The past few years have seen a great number of, British-French-Israeli composer Nimrod Borenstein’s works being premiered across the globe. Leading artists and orchestras who play his work include Vladimir Ashkenazy, the Philharmonia Orchestra, the BBC Philharmonic orchestra, the Oxford Philharmonic, Roberto Prosseda, Dmitry Sitkovetsky, and many others. 

In 1984 Borenstein won the competition of the Cziffra Foundation and became one of its Laureates. He moved to London in 1986, to pursue his studies as a violinist with Itzhak Rashkovsky at the Royal College of Music. He was then awarded the highest scholarship from the Leverhulme Trust to study composition at the Royal Academy of Music (where he is now an Associate).

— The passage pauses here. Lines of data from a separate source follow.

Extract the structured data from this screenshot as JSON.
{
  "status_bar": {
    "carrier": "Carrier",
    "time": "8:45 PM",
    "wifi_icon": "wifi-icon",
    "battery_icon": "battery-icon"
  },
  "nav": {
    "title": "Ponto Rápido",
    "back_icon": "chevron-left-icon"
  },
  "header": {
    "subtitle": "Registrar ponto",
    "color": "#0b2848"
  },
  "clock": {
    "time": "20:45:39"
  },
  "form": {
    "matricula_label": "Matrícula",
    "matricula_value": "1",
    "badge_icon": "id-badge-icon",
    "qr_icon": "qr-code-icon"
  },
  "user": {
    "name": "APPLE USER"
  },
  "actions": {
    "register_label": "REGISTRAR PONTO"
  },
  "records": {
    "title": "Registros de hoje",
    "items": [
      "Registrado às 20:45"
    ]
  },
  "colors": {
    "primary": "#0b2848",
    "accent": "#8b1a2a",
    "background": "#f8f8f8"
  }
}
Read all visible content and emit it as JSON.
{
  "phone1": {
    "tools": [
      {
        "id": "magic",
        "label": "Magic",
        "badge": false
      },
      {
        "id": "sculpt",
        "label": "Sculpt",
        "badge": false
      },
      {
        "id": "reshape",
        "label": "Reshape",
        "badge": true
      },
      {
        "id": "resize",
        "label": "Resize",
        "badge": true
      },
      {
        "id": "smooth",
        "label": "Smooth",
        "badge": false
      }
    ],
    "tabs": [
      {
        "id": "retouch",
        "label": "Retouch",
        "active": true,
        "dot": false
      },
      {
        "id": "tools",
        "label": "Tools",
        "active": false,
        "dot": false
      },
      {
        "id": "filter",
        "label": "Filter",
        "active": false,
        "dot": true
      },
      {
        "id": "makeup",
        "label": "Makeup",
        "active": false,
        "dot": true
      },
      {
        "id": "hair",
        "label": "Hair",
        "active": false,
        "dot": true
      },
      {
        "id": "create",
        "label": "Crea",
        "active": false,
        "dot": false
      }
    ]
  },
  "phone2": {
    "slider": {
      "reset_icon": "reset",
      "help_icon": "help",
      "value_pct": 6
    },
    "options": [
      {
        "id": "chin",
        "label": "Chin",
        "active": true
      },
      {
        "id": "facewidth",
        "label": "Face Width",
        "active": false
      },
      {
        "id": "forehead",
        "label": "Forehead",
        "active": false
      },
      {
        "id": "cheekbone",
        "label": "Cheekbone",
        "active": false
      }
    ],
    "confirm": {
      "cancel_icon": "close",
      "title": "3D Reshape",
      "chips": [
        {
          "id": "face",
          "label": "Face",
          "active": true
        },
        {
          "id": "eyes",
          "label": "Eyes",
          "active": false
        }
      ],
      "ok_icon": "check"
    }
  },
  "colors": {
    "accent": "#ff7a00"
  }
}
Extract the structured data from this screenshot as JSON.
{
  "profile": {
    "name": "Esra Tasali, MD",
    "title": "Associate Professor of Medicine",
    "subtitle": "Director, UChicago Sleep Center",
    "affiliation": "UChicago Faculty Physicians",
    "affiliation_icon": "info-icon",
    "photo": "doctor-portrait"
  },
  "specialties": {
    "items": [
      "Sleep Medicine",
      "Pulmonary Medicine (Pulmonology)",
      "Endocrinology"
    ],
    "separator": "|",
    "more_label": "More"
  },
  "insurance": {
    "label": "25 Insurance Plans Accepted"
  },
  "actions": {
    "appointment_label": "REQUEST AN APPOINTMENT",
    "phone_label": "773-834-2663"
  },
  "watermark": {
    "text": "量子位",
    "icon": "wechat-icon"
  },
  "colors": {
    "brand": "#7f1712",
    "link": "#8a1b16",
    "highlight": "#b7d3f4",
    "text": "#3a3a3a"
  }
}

Among his high-profile supporters, Vladimir Ashkenazy has conducted several of Nimrod's compositions, culminating in his recording an entire album of Nimrod's orchestral  works for Chandos, released in 2017. The recording won hugely positive reviews, including BBC Music Magazine 'Choice' ("an exuberantly inventive composer"), Classica (4 stars - "not only possesses a solid craftsmanship but even more important, a true personality. Finally, a music full of happiness!") and MusicWeb International ("For sheer pleasure and melodic inventiveness nothing I have heard this year touches this delightful CD - charming and accessible music to discover and enjoy.") 

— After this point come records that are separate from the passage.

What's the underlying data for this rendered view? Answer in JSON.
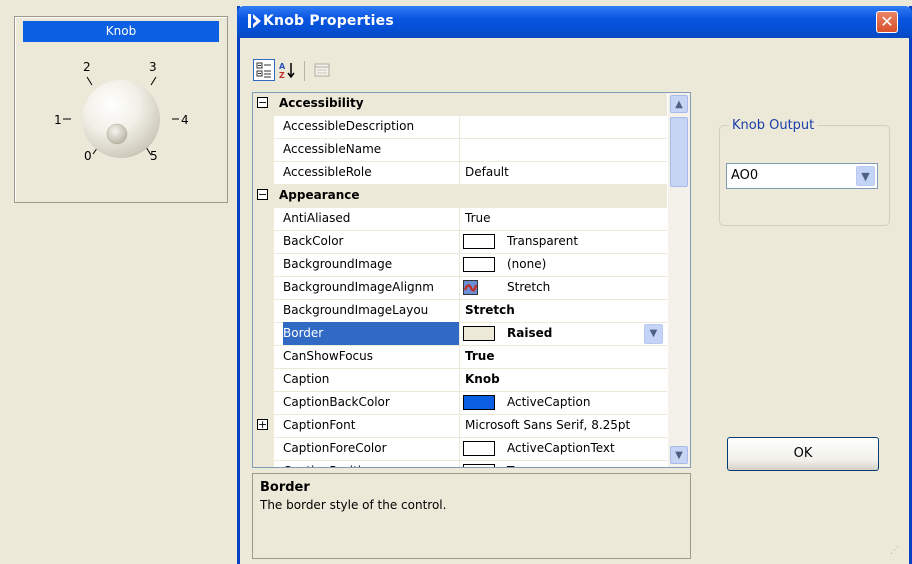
{
  "knob_control": {
    "caption": "Knob",
    "tick_labels": [
      "0",
      "1",
      "2",
      "3",
      "4",
      "5"
    ]
  },
  "dialog": {
    "title": "Knob Properties",
    "close_glyph": "✕",
    "toolbar": {
      "categorized_icon": "categorized-icon",
      "alphabetical_icon": "alphabetical-sort-icon",
      "property_pages_icon": "property-pages-icon"
    },
    "property_grid": {
      "rows": [
        {
          "type": "category",
          "name": "Accessibility",
          "expanded": true
        },
        {
          "type": "prop",
          "name": "AccessibleDescription",
          "value": ""
        },
        {
          "type": "prop",
          "name": "AccessibleName",
          "value": ""
        },
        {
          "type": "prop",
          "name": "AccessibleRole",
          "value": "Default"
        },
        {
          "type": "category",
          "name": "Appearance",
          "expanded": true
        },
        {
          "type": "prop",
          "name": "AntiAliased",
          "value": "True"
        },
        {
          "type": "prop",
          "name": "BackColor",
          "value": "Transparent",
          "swatch": "#ffffff"
        },
        {
          "type": "prop",
          "name": "BackgroundImage",
          "value": "(none)",
          "swatch": "#ffffff"
        },
        {
          "type": "prop",
          "name": "BackgroundImageAlignm",
          "value": "Stretch",
          "image_icon": "image-icon"
        },
        {
          "type": "prop",
          "name": "BackgroundImageLayou",
          "value": "Stretch",
          "bold": true
        },
        {
          "type": "prop",
          "name": "Border",
          "value": "Raised",
          "bold": true,
          "selected": true,
          "swatch": "#ece9d8"
        },
        {
          "type": "prop",
          "name": "CanShowFocus",
          "value": "True",
          "bold": true
        },
        {
          "type": "prop",
          "name": "Caption",
          "value": "Knob",
          "bold": true
        },
        {
          "type": "prop",
          "name": "CaptionBackColor",
          "value": "ActiveCaption",
          "swatch": "#0a5fe3"
        },
        {
          "type": "prop",
          "name": "CaptionFont",
          "value": "Microsoft Sans Serif, 8.25pt",
          "expandable": true
        },
        {
          "type": "prop",
          "name": "CaptionForeColor",
          "value": "ActiveCaptionText",
          "swatch": "#ffffff"
        },
        {
          "type": "prop",
          "name": "CaptionPosition",
          "value": "Top",
          "swatch": "#0a5fe3"
        }
      ]
    },
    "description": {
      "title": "Border",
      "text": "The border style of the control."
    },
    "knob_output": {
      "label": "Knob Output",
      "selected": "AO0"
    },
    "ok_label": "OK"
  },
  "colors": {
    "window_bg": "#ece9d8",
    "title_blue": "#0a55e0",
    "selection": "#316ac5",
    "caption_blue": "#0a5fe3"
  }
}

Borenstein’s music continues to rise in popularity, with his Suspended opus 69 in particular proving a huge international success with more than 150 performances since its premiere in January 2015 at the Royal Opera House, Covent Garden. Recent months have seen various notable premieres including the choral work “And there was light” , Concerto for Piano, Trumpet and strings orchestra, and Cello Concerto No 2. Nimrod’s substantial catalogue continues to develop and currently numbers more than eighty works including ballet, concertos, orchestral and chamber music as well as vocal and solo instrumental pieces.